The Book of Possibilities is about the wonders of the world we live in. Come explore it with me!
Ever wondered why you knock on wood when you've made a hopeful statement?
Many cultures have traditions dating back to ancient times that trees are inhabited by spirits. In Greek legends, they were called dryads, and each trees was supposed to have one living inside it that prospered or ailed as the tree did, and died if the tree was cut down.
In Britain, the story became that fairies hidden in trees, looking for ways to make mischief, might overhear you talking about your good luck or your wishes and foil your hopes or dreams for fun.
If you realized you had said something a fairy might like to interfere with, you would knock on the tree nearest you to confuse the spirit in hopes it would forget.
The most famous of the mischievous sprites has to be Shakespeare's Puck of A Midsummer Night's Dream. Puck's tricks are mostly calculated to annoy or embarrass humans -- like pretending to be a stool up until the moment someone tries to sit on it, or taking on the shape of a crab in a bowl of soup and biting the lip of the unsuspecting diner.
But a lot of fairy tricks in stories and legend are more wicked.
The concept of a changeling child reveals a lot about the frailty of human fears.

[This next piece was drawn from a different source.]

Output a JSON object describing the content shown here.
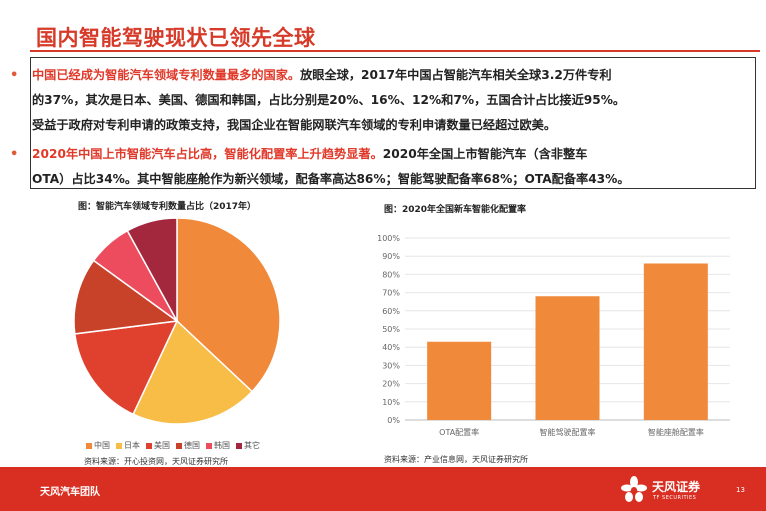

A changeling was left by a fairy who stole a human child, a fairy in the shape of the child but who would sicken and die, or vanish, or simply prove itself to be not the true child of its parents by its behavior.
It was a way of explaining a child that didn't resemble its parents, or to rationalize away the sorrow of losing a baby to illness.
More insidiously, it was a way to deny the parentage of a child that was too unusual in behavior or predispositions.
To expose a changeling for what it was, it was necessary to trick it into revealing its true nature.
One way, captured in an old tale, involves a mother who believed her baby had been stolen by the fairies. She was advised to put empty egg shells by the hearth, and fill them with water to boil.
She did, and the baby in the cradle nearby began to cackle, saying "In all my five hundred years, I've never seen anything so ridiculous!"